Песоцкий пытается высмеивать меня за пацифизм и отсутствие патриотизма. Его возмущает тот факт, что текст, в котором содержится критика союзников по антигитлеровской коалиции, появился на сайте, «занятым пропагандой икон футуризма и консервативной революции».
А что в этом удивительного в принципе? Именно потому, что мы обращаемся за вдохновением к идеям Эрнста Юнгера, Карла Шмитта, Филиппо Томмазо Маринетти, Габриэле д’Аннунцио, Джованни Джентилле, Николо Бомбаччи, Мирчи Элиаде, мы и не считаем, что союзники по антигитлеровской коалиции были «воинами света». Ведь все эти мыслители и политические активисты были на «той стороне». И выбор этот они сделали сознательно, по идеологическим причинам, а не в порыве патриотизма. Тот же Бомбаччи, один из основателей Коммунистической партии Италии, в середине 30-х годов, перейдя на позиции «пролетарского фашизма», в журнале La Verita («Правда») всячески обличал действия «мировой плутократии и её союзника – СССР».
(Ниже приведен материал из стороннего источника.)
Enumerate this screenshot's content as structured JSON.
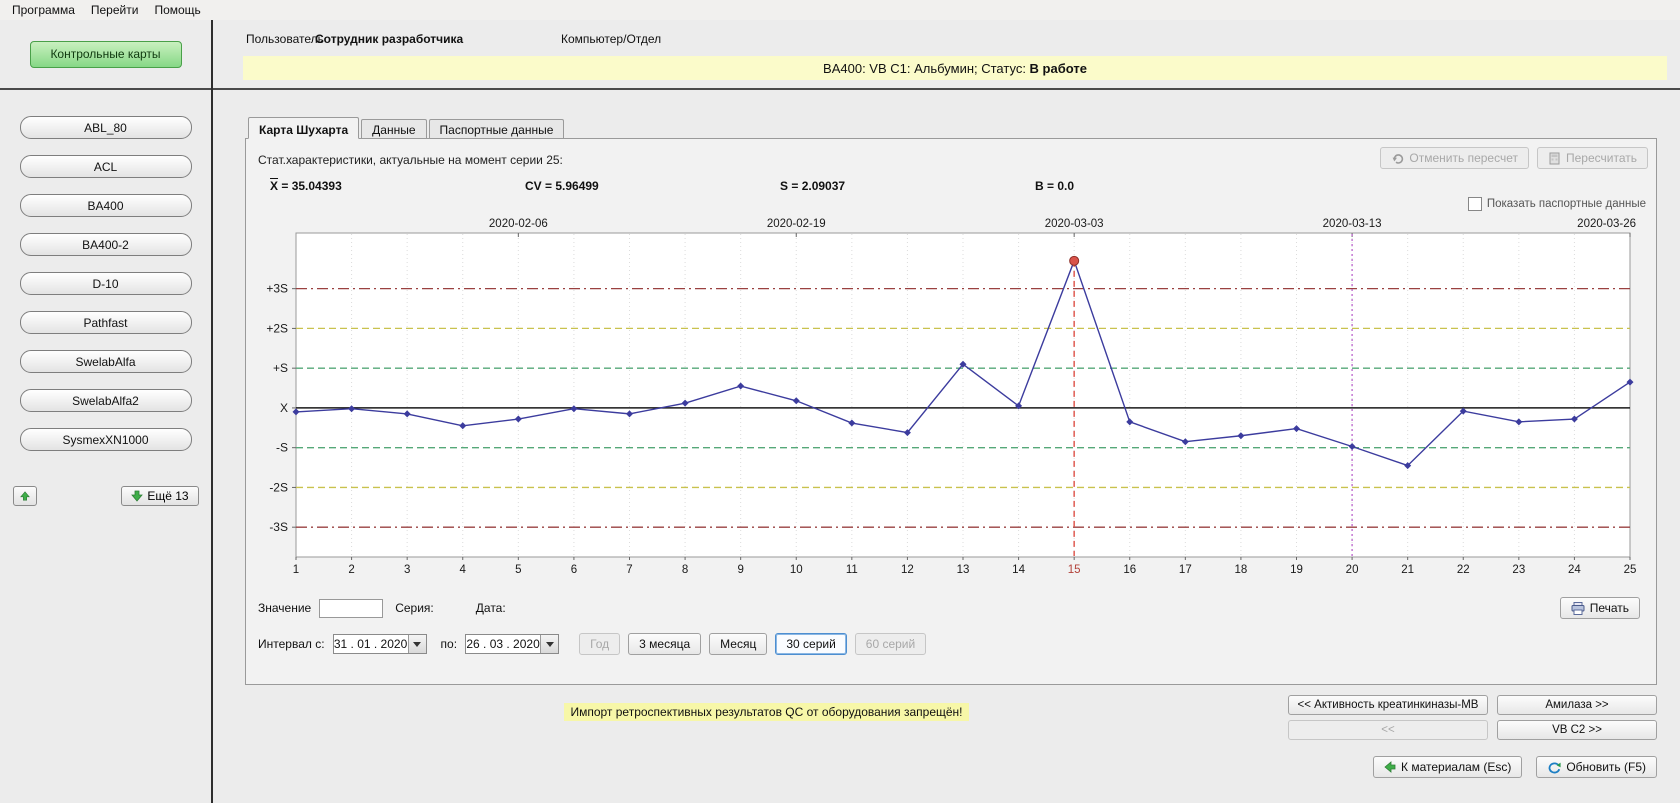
{
  "menu": {
    "items": [
      "Программа",
      "Перейти",
      "Помощь"
    ]
  },
  "sidebar": {
    "control_charts_button": "Контрольные карты",
    "devices": [
      "ABL_80",
      "ACL",
      "BA400",
      "BA400-2",
      "D-10",
      "Pathfast",
      "SwelabAlfa",
      "SwelabAlfa2",
      "SysmexXN1000"
    ],
    "more_button": "Ещё 13"
  },
  "header": {
    "user_label": "Пользователь",
    "user_value": "Сотрудник разработчика",
    "computer_label": "Компьютер/Отдел",
    "banner_prefix": "BA400: VB C1: Альбумин; Статус: ",
    "banner_status": "В работе"
  },
  "tabs": [
    {
      "label": "Карта Шухарта",
      "active": true
    },
    {
      "label": "Данные",
      "active": false
    },
    {
      "label": "Паспортные данные",
      "active": false
    }
  ],
  "stats": {
    "title": "Стат.характеристики, актуальные на момент серии 25:",
    "metrics": [
      {
        "label": "X",
        "overline": true,
        "value": "35.04393"
      },
      {
        "label": "CV",
        "value": "5.96499"
      },
      {
        "label": "S",
        "value": "2.09037"
      },
      {
        "label": "B",
        "value": "0.0"
      }
    ]
  },
  "actions": {
    "undo_recalc": "Отменить пересчет",
    "recalc": "Пересчитать",
    "show_passport_checkbox": "Показать паспортные данные",
    "print": "Печать"
  },
  "value_row": {
    "value_label": "Значение",
    "value_input": "",
    "series_label": "Серия:",
    "date_label": "Дата:"
  },
  "interval": {
    "from_label": "Интервал с:",
    "from_value": "31 . 01 . 2020",
    "to_label": "по:",
    "to_value": "26 . 03 . 2020",
    "buttons": [
      {
        "label": "Год",
        "name": "year",
        "state": "disabled"
      },
      {
        "label": "3 месяца",
        "name": "3-months",
        "state": "normal"
      },
      {
        "label": "Месяц",
        "name": "month",
        "state": "normal"
      },
      {
        "label": "30 серий",
        "name": "30-series",
        "state": "selected"
      },
      {
        "label": "60 серий",
        "name": "60-series",
        "state": "disabled"
      }
    ]
  },
  "footer": {
    "warning": "Импорт ретроспективных результатов QC от оборудования запрещён!",
    "nav_buttons": [
      {
        "label": "<< Активность креатинкиназы-МВ",
        "name": "prev-test",
        "state": "normal"
      },
      {
        "label": "Амилаза >>",
        "name": "next-test",
        "state": "normal"
      },
      {
        "label": "<<",
        "name": "prev-material",
        "state": "disabled"
      },
      {
        "label": "VB C2 >>",
        "name": "next-material",
        "state": "normal"
      }
    ],
    "to_materials": "К материалам (Esc)",
    "refresh": "Обновить (F5)"
  },
  "chart_data": {
    "type": "line",
    "title": "",
    "x": [
      1,
      2,
      3,
      4,
      5,
      6,
      7,
      8,
      9,
      10,
      11,
      12,
      13,
      14,
      15,
      16,
      17,
      18,
      19,
      20,
      21,
      22,
      23,
      24,
      25
    ],
    "values_sigma": [
      -0.1,
      -0.02,
      -0.15,
      -0.45,
      -0.28,
      -0.02,
      -0.15,
      0.12,
      0.55,
      0.18,
      -0.38,
      -0.62,
      1.1,
      0.05,
      3.7,
      -0.35,
      -0.85,
      -0.7,
      -0.52,
      -0.97,
      -1.45,
      -0.08,
      -0.35,
      -0.28,
      0.65
    ],
    "values_approx": [
      34.83,
      35.0,
      34.73,
      34.1,
      34.46,
      35.0,
      34.73,
      35.29,
      36.19,
      35.42,
      34.25,
      33.75,
      37.34,
      35.15,
      42.78,
      34.31,
      33.27,
      33.58,
      33.96,
      33.02,
      32.01,
      34.88,
      34.31,
      34.46,
      36.4
    ],
    "center": 35.04393,
    "sd": 2.09037,
    "cv": 5.96499,
    "bias": 0.0,
    "ylim_sigma": [
      -3.75,
      4.4
    ],
    "y_tick_labels": [
      "+3S",
      "+2S",
      "+S",
      "X",
      "-S",
      "-2S",
      "-3S"
    ],
    "y_tick_sigma": [
      3,
      2,
      1,
      0,
      -1,
      -2,
      -3
    ],
    "top_axis_dates": [
      {
        "label": "2020-02-06",
        "at_series": 5
      },
      {
        "label": "2020-02-19",
        "at_series": 10
      },
      {
        "label": "2020-03-03",
        "at_series": 15
      },
      {
        "label": "2020-03-13",
        "at_series": 20
      },
      {
        "label": "2020-03-26",
        "at_series": 25
      }
    ],
    "out_of_control_point": {
      "series": 15,
      "sigma": 3.7,
      "marker_color": "#d9534a"
    },
    "cursor_line": {
      "series": 20,
      "color": "#b455c8",
      "style": "dotted"
    },
    "line_color": "#3c3c9e",
    "limit_colors": {
      "sigma3": "#9a4140",
      "sigma2": "#c9c24e",
      "sigma1": "#55a878",
      "center": "#1a1a1a"
    },
    "grid": "vertical-dotted",
    "legend": false
  }
}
Я помню, как члены партии Лимонова, тот же Песоцкий, благодарили меня за статьи о Жаке Дорио, Марселе Деа и других французских коллаборационистах левого происхождения. Жак Дорио – рабочий-металлург, основатель французского комсомола, один из лидеров французской компартии, с которой он порвал в 1934-м, а потом создал свою партию с немудрящим названием «народная». Когда Гитлер напал на СССР, Дорио отправился в составе «Легиона французских добровольцев против большевизма» на Восточный фронт, что интересно – в одном поезде с 70-летним фанатичным монархистом, капелланом Жаном Майолем де Люпе.
Но нежелание изображать союзников в образе «ангелов света», вовсе не приводит меня к идее оправдания коллаборационизма. Наша страна, воюя с Гитлером, отстаивала свою независимость и свой, отличный от буржуазного, социальный строй. Троцкий был прав, доказывая, что СССР – обюрокраченное рабочее государство. Рабочее государство прекратило своё существование почти 25 лет назад. И единственное, что осталось от победы СССР – наша национальная независимость.
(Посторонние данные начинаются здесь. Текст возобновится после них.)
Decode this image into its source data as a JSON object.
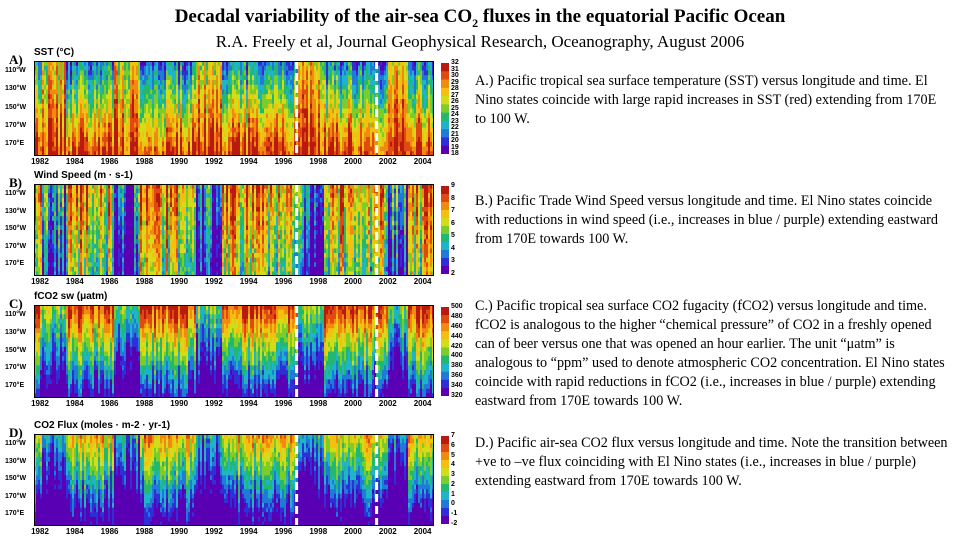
{
  "header": {
    "title_main": "Decadal variability of the air-sea CO",
    "title_sub": "2",
    "title_end": " fluxes in the equatorial Pacific Ocean",
    "subtitle": "R.A. Freely et al, Journal Geophysical Research, Oceanography, August 2006"
  },
  "descriptions": {
    "a": "A.) Pacific tropical sea surface temperature (SST) versus longitude and time. El Nino states coincide with large rapid increases in SST (red) extending from 170E to 100 W.",
    "b": "B.) Pacific Trade Wind Speed versus longitude and time. El Nino states coincide with reductions in wind speed (i.e., increases in blue / purple) extending eastward from 170E towards 100 W.",
    "c": "C.) Pacific tropical sea surface CO2 fugacity (fCO2) versus longitude and time. fCO2 is analogous to the higher “chemical pressure” of CO2 in a freshly opened can of beer versus one that was opened an hour earlier. The unit “μatm” is analogous to “ppm” used to denote atmospheric CO2 concentration. El Nino states coincide with rapid reductions in fCO2 (i.e., increases in blue / purple) extending eastward from 170E towards 100 W.",
    "d": "D.) Pacific air-sea CO2 flux versus longitude and time. Note the transition between +ve to –ve flux coinciding with El Nino states (i.e., increases in blue / purple) extending eastward from 170E towards 100 W."
  },
  "chart_data": [
    {
      "type": "heatmap",
      "panel_label": "A)",
      "title": "SST (°C)",
      "x_ticks": [
        "1982",
        "1984",
        "1986",
        "1988",
        "1990",
        "1992",
        "1994",
        "1996",
        "1998",
        "2000",
        "2002",
        "2004"
      ],
      "y_ticks": [
        "110°W",
        "130°W",
        "150°W",
        "170°W",
        "170°E"
      ],
      "colorbar_ticks": [
        "32",
        "31",
        "30",
        "29",
        "28",
        "27",
        "26",
        "25",
        "24",
        "23",
        "22",
        "21",
        "20",
        "19",
        "18"
      ],
      "vmin": 18,
      "vmax": 32,
      "colors": {
        "accent": "#cc2200"
      }
    },
    {
      "type": "heatmap",
      "panel_label": "B)",
      "title": "Wind Speed (m · s-1)",
      "x_ticks": [
        "1982",
        "1984",
        "1986",
        "1988",
        "1990",
        "1992",
        "1994",
        "1996",
        "1998",
        "2000",
        "2002",
        "2004"
      ],
      "y_ticks": [
        "110°W",
        "130°W",
        "150°W",
        "170°W",
        "170°E"
      ],
      "colorbar_ticks": [
        "9",
        "8",
        "7",
        "6",
        "5",
        "4",
        "3",
        "2"
      ],
      "vmin": 2,
      "vmax": 9
    },
    {
      "type": "heatmap",
      "panel_label": "C)",
      "title": "fCO2 sw (μatm)",
      "x_ticks": [
        "1982",
        "1984",
        "1986",
        "1988",
        "1990",
        "1992",
        "1994",
        "1996",
        "1998",
        "2000",
        "2002",
        "2004"
      ],
      "y_ticks": [
        "110°W",
        "130°W",
        "150°W",
        "170°W",
        "170°E"
      ],
      "colorbar_ticks": [
        "500",
        "480",
        "460",
        "440",
        "420",
        "400",
        "380",
        "360",
        "340",
        "320"
      ],
      "vmin": 320,
      "vmax": 500
    },
    {
      "type": "heatmap",
      "panel_label": "D)",
      "title": "CO2 Flux (moles · m-2 · yr-1)",
      "x_ticks": [
        "1982",
        "1984",
        "1986",
        "1988",
        "1990",
        "1992",
        "1994",
        "1996",
        "1998",
        "2000",
        "2002",
        "2004"
      ],
      "y_ticks": [
        "110°W",
        "130°W",
        "150°W",
        "170°W",
        "170°E"
      ],
      "colorbar_ticks": [
        "7",
        "6",
        "5",
        "4",
        "3",
        "2",
        "1",
        "0",
        "-1",
        "-2"
      ],
      "vmin": -2,
      "vmax": 7
    }
  ]
}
Однако необходимо настаивать и на той мысли, которая подтверждается историческими фактами, что «мировая плутократия и её союзник – СССР», тесня гитлеровцев, следующим шагом, а то и одновременно, давили революционное движение в Европе и не только. И делали они это методами, которые были не менее жестокими, чем гитлеровские. Указать на это – задача революционеров. Их обязанность. Если же, конечно, «наша Родина – революция», как поётся в не самой плохой советской песне и как когда-то писал Александр Дугин в «Лимонке» в не самой своей плохой статье.
Есть одна поговорка или, если угодно, крылатое выражение: «Не учите Родину любить!» Вот не надо кого-либо учить любви к Родине. Особенно последователям не всегда последовательного Лимонова. Жак Дорио, как и его соратник по Народной партии, тоже бывший коммунист, а потом – один из основателей французского Национального фронта Виктор Бартелеми, без всякого сомнения, любили Францию и были её патриотами. Незадолго до падения гитлеровской Германии, в январе 1945 года, Жак Дорио объявил о создании «Комитета освобождения Франции» для организации сопротивления союзникам, считая, что национальным интересам Франции угрожают прежде всего Великобритания и США.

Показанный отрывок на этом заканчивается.